The Australian government has legislated a new Diverted Profits Tax (DPT), which is expected to prevent the practice of multinational organisations shifting profits made in Australia offshore to avoid paying tax.
The DPT will hit multinationals with global revenue of more than AU$1 billion and Australian revenue of greater than AU$25 million with a 40 percent tax on all profits.
Slated to commence on July 1, 2017, the new tax is expected to see AU$100 million in revenue per year -- from 2018-19 -- stay on Australian soil.
The new law to combat multinational tax avoidance was announced in the 2016-17 Budget, with Australian Treasurer Scott Morrison saying its introduction was in response to calls from the public.
"These measures will raise an additional AU$3.9 billion in revenue over the next four years," Morrison said at the time. "Those seeking to do the wrong thing will be left with no doubt that deliberate tax avoidance and evasion will not be tolerated."
"Tax cheats will be tracked down and will face the full force of the law."

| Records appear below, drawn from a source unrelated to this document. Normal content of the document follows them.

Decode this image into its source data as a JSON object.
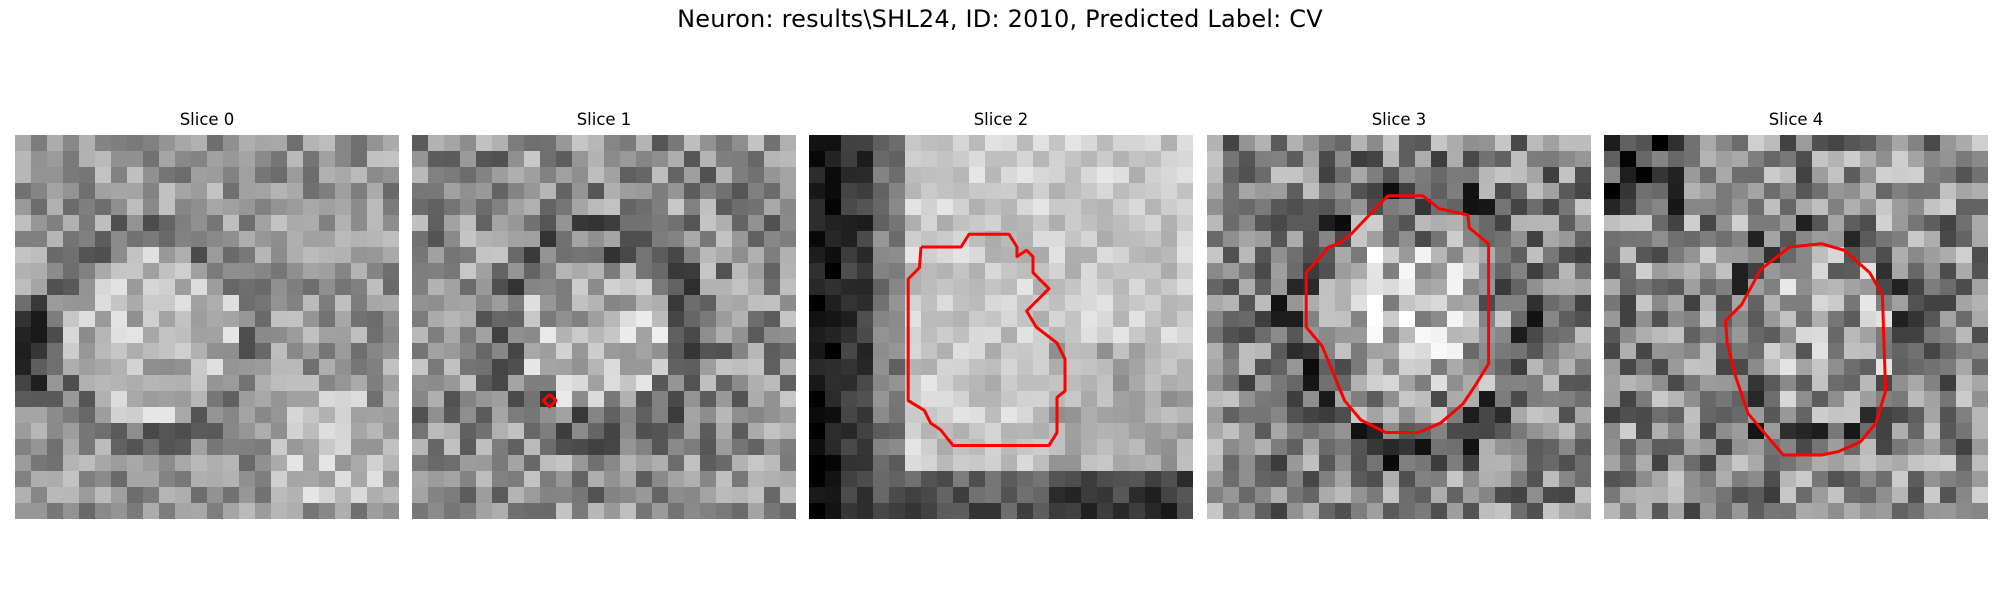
{
  "suptitle": "Neuron: results\\SHL24, ID: 2010, Predicted Label: CV",
  "panels": [
    {
      "title": "Slice 0"
    },
    {
      "title": "Slice 1"
    },
    {
      "title": "Slice 2"
    },
    {
      "title": "Slice 3"
    },
    {
      "title": "Slice 4"
    }
  ],
  "colors": {
    "contour": "#ff0000",
    "background": "#ffffff",
    "colormap": "gray"
  }
}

Along with the DPT, the government announced the creation of a 1,300-person Tax Office taskforce to crack down on multinationals and high wealth individuals, increasing protections for tax avoidance whistleblowers, and bumping up penalties on companies with incomes of AU$1 billion or more that fail to meet their disclosure obligations with the Australian Taxation Office (ATO).
The Commissioner of Taxation will also be provided with extra powers to achieve the government's projected cash recouping.
The DPT will not apply to managed investment trusts or similar foreign entities, sovereign wealth funds, and foreign pension funds.
The new legislation mirrors one by the same name implemented in the United Kingdom, which was nicknamed the Google Tax after the search engine giant was ordered to pay the UK government £130 million in back taxes.
It was revealed in December that for the 2014-15 financial year, Google, Apple, Samsung, and Microsoft upped the amount of tax they paid in Australia over the year prior.
According to the ATO 2014-15 Corporate Tax Transparency report, with revenue in the region totalling AU$8.3 billion, Apple coughed up AU$146 million in tax -- AU$72 million more than the iPhone maker did in 2013-14.
Similarly, Samsung, with 2014-15 revenue of AU$2.2 billion, paid AU$34 million in tax to the ATO, up from the AU$14 million it paid the year before. With AU$679 million in revenue for the same year, Microsoft paid AU$33 million in tax, while Google handed over AU$12 million in tax after earning AU$439 million in 2014-15.
For the same financial year, IBM Australia New Zealand Pty Ltd earned AU$3.6 million, Hewlett Packard South Pacific Pty Ltd earned AU$3.5 billion, and Dimension Data Australia Pty Ltd pulled an income of AU$1.2 billion. According to the ATO's report, not one of these three organisations paid tax in Australia.
As of July 1, 2016, companies operating with an annual global income of more than AU$1 billion in Australia are required to lodge their general purpose financial statements to the ATO if they are not already doing so with ASIC.
The implementation of those laws by the Australian government was part of recommendations that were made by the Organisation for Economic Cooperation and Development (OECD) from its G20-commissioned base erosion and profit-shifting (BEPS) project.
Under BEPS, the OECD expects governments to be able to retrieve as much as $240 billion in lost revenue each year through dodgy tax practices across the globe, which it claims represents up to 10 percent of global corporate income tax revenues.